The last part was the most haunting and striking part of his speech:

“Those of you who did this are not part of what C4 is about, and you shouldn’t return to this conference.”

(Update: @violasong writes that Wolf’s true meaning here was more along the lines of “if you don’t agree with what I’m saying, then don’t return to this conference.” Self-selecting rather than excommunication. Personally, I’m relieved).

These words were not delivered easily. The emotion was painfully apparent in his voice, and he was clearly between rage and tears. The silence in the room was achingly long, and I wondered, in those microseconds that stretched for an eternity, how it would resolve. Then, the most unexpected thing happened: we started clapping. Support for his words, acknowledgement of what he’d said, and hopefully, the beginning of a new maturity for the attendees of this conference.

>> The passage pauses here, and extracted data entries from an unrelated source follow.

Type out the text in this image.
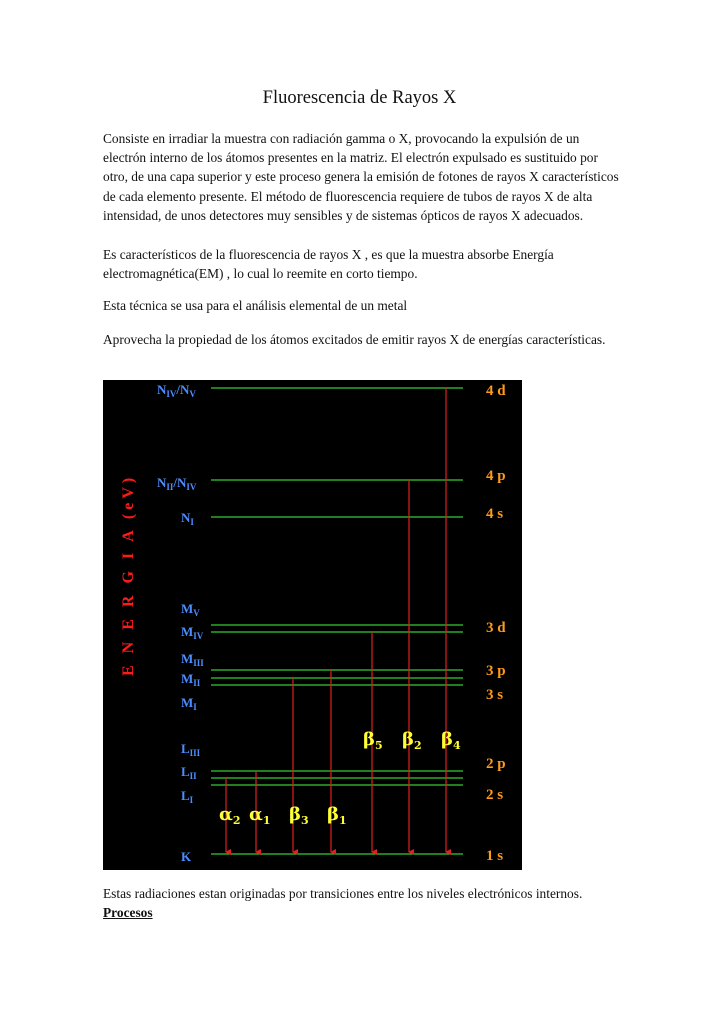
Fluorescencia de Rayos X

Consiste en irradiar la muestra con radiación gamma o X, provocando la expulsión de un electrón interno de los átomos presentes en la matriz. El electrón expulsado es sustituido por otro, de una capa superior y este proceso genera la emisión de fotones de rayos X característicos de cada elemento presente. El método de fluorescencia requiere de tubos de rayos X de alta intensidad, de unos detectores muy sensibles y de sistemas ópticos de rayos X adecuados.

Es característicos de la fluorescencia de rayos X , es que la muestra absorbe Energía electromagnética(EM) , lo cual lo reemite en corto tiempo.

Esta técnica se usa para el análisis elemental de un metal

Aprovecha la propiedad de los átomos excitados de emitir rayos X de energías características.

$N_{IV}/N_V$
$N_{II}/N_{IV}$
$N_I$
$M_V$
$M_{IV}$
$M_{III}$
$M_{II}$
$M_I$
$L_{III}$
$L_{II}$
$L_I$
K
4 d
4 p
4 s
3 d
3 p
3 s
2 p
2 s
1 s
$\alpha_2$ $\alpha_1$ $\beta_3$ $\beta_1$
$\beta_5$ $\beta_2$ $\beta_4$
E N E R G I A (eV)
Estas radiaciones estan originadas por transiciones entre los niveles electrónicos internos.
Procesos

Wolf did something brave in the face of craven behaviour. He looked into the darkest pit of what we had collectively done, and rather than turn away, he jammed his stake in the ground and said, “this is unacceptable”. In that moment, Wolf became not just a community leader, bringing us together every year, but a moral leader. He showed us that our indie lifestyles are more than just writing code and chatting up our fellow Mac nerds. He showed us that we are snobs about our technology, and that we are not charitable to outsiders.

It’s a sobering moment, and one that I’ll carry with me for years to come. Thank you, Wolf, for demonstrating the better path.

And Marshall, if you’re reading this: you deserved a better reception, you didn’t get it, and I apologize for my own role, however small, in that drama.

Update: Names removed from example tweets to protect the commenters, save my own.